Стоит ясное утро, прекрасная весенняя погода. Лето в Дубраве жаркое. Люди, если могут, уезжают из города в сельскую местность, на побережье или на острова. Они ездят друг к другу в гости, пьют вино, охлажденное в погребах, в ожидании осеннего урожая и более прохладной погоды. Марин обычно старается оказаться на борту одного из их кораблей, идущих в другие края, куда угодно.

Люди, мимо которых они проходят, с нескрываемым любопытством смотрят на женщин – на разбойницу с луком даже больше, чем на вдову из Серессы. У них неприветливые лица. Леонора Мьюччи здесь не кажется чем-то необычным, хотя молодые женщины рассматривают покрой ее черного платья и прикидывают, как изменить свои собственные платья. В Дубраве моду диктует Сересса, даже в большей степени, чем придворные.

Но женщина из Сеньяна, с ее размашистой походкой и прямой спиной, – вот на нее стоит смотреть. Она убила, по крайней мере, одного человека, возможно даже многих людей. Она также не пожелала сменить свой пиратский наряд, носит его под верхней красно-синей туникой, хотя и позволила слугам постирать его, и с большой радостью приняла ванну. Даже два раза. Волосы ее подколоты наверх и убраны под кожаную шляпу. При ней ее пес. Марин уже понял, что он всегда при ней.

И пес, и женщина, отметил он по дороге, держатся настороженно. Не было бы чем-то неслыханным, если бы кто-то убил на улице своего врага, а Сересса могла уже определить свои планы насчет нее. Они знают, что здесь есть агенты Серессы, о некоторых догадываются, но отец Марина часто говорил, что если бы они знали всех шпионов, Сересса была бы менее могущественной, чем ее считают.
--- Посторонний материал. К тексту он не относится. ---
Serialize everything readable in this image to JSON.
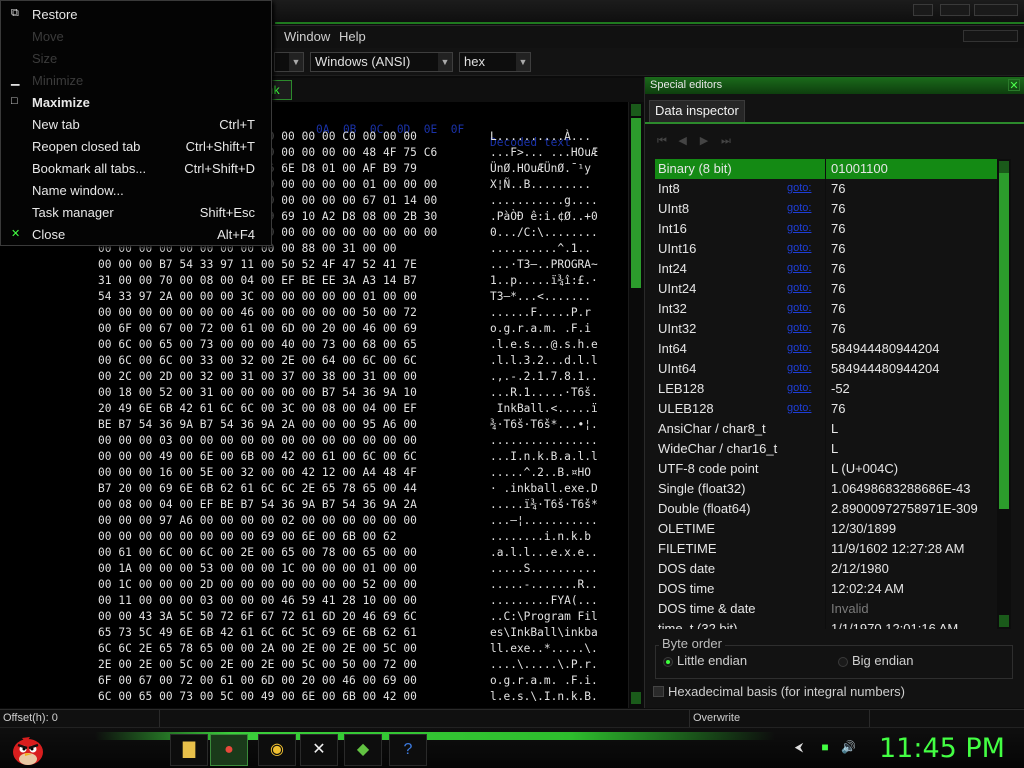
{
  "menubar": {
    "window": "Window",
    "help": "Help"
  },
  "toolbar": {
    "charset": "Windows (ANSI)",
    "display": "hex"
  },
  "tab": {
    "label": "nk"
  },
  "context_menu": {
    "items": [
      {
        "label": "Restore",
        "shortcut": "",
        "disabled": false,
        "icon": "restore-icon"
      },
      {
        "label": "Move",
        "shortcut": "",
        "disabled": true,
        "icon": ""
      },
      {
        "label": "Size",
        "shortcut": "",
        "disabled": true,
        "icon": ""
      },
      {
        "label": "Minimize",
        "shortcut": "",
        "disabled": true,
        "icon": "minimize-icon"
      },
      {
        "label": "Maximize",
        "shortcut": "",
        "disabled": false,
        "icon": "maximize-icon"
      },
      {
        "label": "New tab",
        "shortcut": "Ctrl+T",
        "disabled": false,
        "icon": ""
      },
      {
        "label": "Reopen closed tab",
        "shortcut": "Ctrl+Shift+T",
        "disabled": false,
        "icon": ""
      },
      {
        "label": "Bookmark all tabs...",
        "shortcut": "Ctrl+Shift+D",
        "disabled": false,
        "icon": ""
      },
      {
        "label": "Name window...",
        "shortcut": "",
        "disabled": false,
        "icon": ""
      },
      {
        "label": "Task manager",
        "shortcut": "Shift+Esc",
        "disabled": false,
        "icon": ""
      },
      {
        "label": "Close",
        "shortcut": "Alt+F4",
        "disabled": false,
        "icon": "close-icon"
      }
    ]
  },
  "hex": {
    "header_cols": "0A  0B  0C  0D  0E  0F",
    "header_decoded": "Decoded text",
    "rows": [
      {
        "off": "",
        "bytes": "                        00 00 00 00 C0 00 00 00",
        "text": "L..........À..."
      },
      {
        "off": "",
        "bytes": "                        20 00 00 00 00 48 4F 75 C6",
        "text": "...F>... ...HOuÆ"
      },
      {
        "off": "",
        "bytes": "                        D6 6E D8 01 00 AF B9 79",
        "text": "ÜnØ.HOuÆÜnØ.¯¹y"
      },
      {
        "off": "",
        "bytes": "                        00 00 00 00 00 01 00 00 00",
        "text": "X¦Ñ..B........."
      },
      {
        "off": "",
        "bytes": "                        00 00 00 00 00 67 01 14 00",
        "text": "...........g...."
      },
      {
        "off": "",
        "bytes": "                        A9 69 10 A2 D8 08 00 2B 30",
        "text": ".PàÒÐ ê:i.¢Ø..+0"
      },
      {
        "off": "",
        "bytes": "                        00 00 00 00 00 00 00 00 00",
        "text": "0.../C:\\........"
      },
      {
        "off": "",
        "bytes": "00 00 00 00 00 00 00 00 00 00 88 00 31 00 00",
        "text": "..........^.1.."
      },
      {
        "off": "",
        "bytes": "00 00 00 B7 54 33 97 11 00 50 52 4F 47 52 41 7E",
        "text": "...·T3—..PROGRA~"
      },
      {
        "off": "",
        "bytes": "31 00 00 70 00 08 00 04 00 EF BE EE 3A A3 14 B7",
        "text": "1..p.....ï¾î:£.·"
      },
      {
        "off": "",
        "bytes": "54 33 97 2A 00 00 00 3C 00 00 00 00 00 01 00 00",
        "text": "T3—*...<......."
      },
      {
        "off": "",
        "bytes": "00 00 00 00 00 00 00 46 00 00 00 00 00 50 00 72",
        "text": "......F.....P.r"
      },
      {
        "off": "",
        "bytes": "00 6F 00 67 00 72 00 61 00 6D 00 20 00 46 00 69",
        "text": "o.g.r.a.m. .F.i"
      },
      {
        "off": "",
        "bytes": "00 6C 00 65 00 73 00 00 00 40 00 73 00 68 00 65",
        "text": ".l.e.s...@.s.h.e"
      },
      {
        "off": "",
        "bytes": "00 6C 00 6C 00 33 00 32 00 2E 00 64 00 6C 00 6C",
        "text": ".l.l.3.2...d.l.l"
      },
      {
        "off": "",
        "bytes": "00 2C 00 2D 00 32 00 31 00 37 00 38 00 31 00 00",
        "text": ".,.-.2.1.7.8.1.."
      },
      {
        "off": "",
        "bytes": "00 18 00 52 00 31 00 00 00 00 00 B7 54 36 9A 10",
        "text": "...R.1.....·T6š."
      },
      {
        "off": "",
        "bytes": "20 49 6E 6B 42 61 6C 6C 00 3C 00 08 00 04 00 EF",
        "text": " InkBall.<.....ï"
      },
      {
        "off": "",
        "bytes": "BE B7 54 36 9A B7 54 36 9A 2A 00 00 00 95 A6 00",
        "text": "¾·T6š·T6š*...•¦."
      },
      {
        "off": "",
        "bytes": "00 00 00 03 00 00 00 00 00 00 00 00 00 00 00 00",
        "text": "................"
      },
      {
        "off": "",
        "bytes": "00 00 00 49 00 6E 00 6B 00 42 00 61 00 6C 00 6C",
        "text": "...I.n.k.B.a.l.l"
      },
      {
        "off": "",
        "bytes": "00 00 00 16 00 5E 00 32 00 00 42 12 00 A4 48 4F",
        "text": ".....^.2..B.¤HO"
      },
      {
        "off": "",
        "bytes": "B7 20 00 69 6E 6B 62 61 6C 6C 2E 65 78 65 00 44",
        "text": "· .inkball.exe.D"
      },
      {
        "off": "",
        "bytes": "00 08 00 04 00 EF BE B7 54 36 9A B7 54 36 9A 2A",
        "text": ".....ï¾·T6š·T6š*"
      },
      {
        "off": "",
        "bytes": "00 00 00 97 A6 00 00 00 00 02 00 00 00 00 00 00",
        "text": "...—¦..........."
      },
      {
        "off": "",
        "bytes": "00 00 00 00 00 00 00 00 69 00 6E 00 6B 00 62",
        "text": "........i.n.k.b"
      },
      {
        "off": "",
        "bytes": "00 61 00 6C 00 6C 00 2E 00 65 00 78 00 65 00 00",
        "text": ".a.l.l...e.x.e.."
      },
      {
        "off": "",
        "bytes": "00 1A 00 00 00 53 00 00 00 1C 00 00 00 01 00 00",
        "text": ".....S.........."
      },
      {
        "off": "",
        "bytes": "00 1C 00 00 00 2D 00 00 00 00 00 00 00 52 00 00",
        "text": ".....-.......R.."
      },
      {
        "off": "",
        "bytes": "00 11 00 00 00 03 00 00 00 46 59 41 28 10 00 00",
        "text": ".........FYA(..."
      },
      {
        "off": "",
        "bytes": "00 00 43 3A 5C 50 72 6F 67 72 61 6D 20 46 69 6C",
        "text": "..C:\\Program Fil"
      },
      {
        "off": "",
        "bytes": "65 73 5C 49 6E 6B 42 61 6C 6C 5C 69 6E 6B 62 61",
        "text": "es\\InkBall\\inkba"
      },
      {
        "off": "",
        "bytes": "6C 6C 2E 65 78 65 00 00 2A 00 2E 00 2E 00 5C 00",
        "text": "ll.exe..*.....\\."
      },
      {
        "off": "",
        "bytes": "2E 00 2E 00 5C 00 2E 00 2E 00 5C 00 50 00 72 00",
        "text": "....\\.....\\.P.r."
      },
      {
        "off": "",
        "bytes": "6F 00 67 00 72 00 61 00 6D 00 20 00 46 00 69 00",
        "text": "o.g.r.a.m. .F.i."
      },
      {
        "off": "",
        "bytes": "6C 00 65 00 73 00 5C 00 49 00 6E 00 6B 00 42 00",
        "text": "l.e.s.\\.I.n.k.B."
      }
    ]
  },
  "special": {
    "title": "Special editors",
    "tab": "Data inspector",
    "goto": "goto:",
    "rows": [
      {
        "name": "Binary (8 bit)",
        "goto": false,
        "value": "01001100",
        "selected": true
      },
      {
        "name": "Int8",
        "goto": true,
        "value": "76"
      },
      {
        "name": "UInt8",
        "goto": true,
        "value": "76"
      },
      {
        "name": "Int16",
        "goto": true,
        "value": "76"
      },
      {
        "name": "UInt16",
        "goto": true,
        "value": "76"
      },
      {
        "name": "Int24",
        "goto": true,
        "value": "76"
      },
      {
        "name": "UInt24",
        "goto": true,
        "value": "76"
      },
      {
        "name": "Int32",
        "goto": true,
        "value": "76"
      },
      {
        "name": "UInt32",
        "goto": true,
        "value": "76"
      },
      {
        "name": "Int64",
        "goto": true,
        "value": "584944480944204"
      },
      {
        "name": "UInt64",
        "goto": true,
        "value": "584944480944204"
      },
      {
        "name": "LEB128",
        "goto": true,
        "value": "-52"
      },
      {
        "name": "ULEB128",
        "goto": true,
        "value": "76"
      },
      {
        "name": "AnsiChar / char8_t",
        "goto": false,
        "value": "L"
      },
      {
        "name": "WideChar / char16_t",
        "goto": false,
        "value": "L"
      },
      {
        "name": "UTF-8 code point",
        "goto": false,
        "value": "L (U+004C)"
      },
      {
        "name": "Single (float32)",
        "goto": false,
        "value": "1.06498683288686E-43"
      },
      {
        "name": "Double (float64)",
        "goto": false,
        "value": "2.89000972758971E-309"
      },
      {
        "name": "OLETIME",
        "goto": false,
        "value": "12/30/1899"
      },
      {
        "name": "FILETIME",
        "goto": false,
        "value": "11/9/1602 12:27:28 AM"
      },
      {
        "name": "DOS date",
        "goto": false,
        "value": "2/12/1980"
      },
      {
        "name": "DOS time",
        "goto": false,
        "value": "12:02:24 AM"
      },
      {
        "name": "DOS time & date",
        "goto": false,
        "value": "Invalid",
        "muted": true
      },
      {
        "name": "time_t (32 bit)",
        "goto": false,
        "value": "1/1/1970 12:01:16 AM"
      }
    ],
    "byte_order_label": "Byte order",
    "little_endian": "Little endian",
    "big_endian": "Big endian",
    "hex_basis": "Hexadecimal basis (for integral numbers)"
  },
  "statusbar": {
    "offset": "Offset(h): 0",
    "mode": "Overwrite"
  },
  "taskbar": {
    "clock": "11:45 PM"
  }
}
«А это не так», – всегда прибавляет он.

Он видит, что прямо перед ними идут женщины семьи Матко. Они вышли на улицу, терпят яркий свет солнца, чтобы лучше их рассмотреть. Он смотрит на Кату, хорошенькую и нарядную, и думает (возможно, несправедливо), не поспешит ли она сейчас заказать себе платье такого же фасона, как у женщины из Серессы, пока в ее памяти еще хранятся все его детали.

Когда они проходят мимо, он вежливо кивает всем троим, матери и двум дочерям. Он видит, что глаза Каты смотрят на него, а не на Леонору Мьюччи, и не на женщину из Сеньяна, и что у нее неожиданно встревоженное лицо.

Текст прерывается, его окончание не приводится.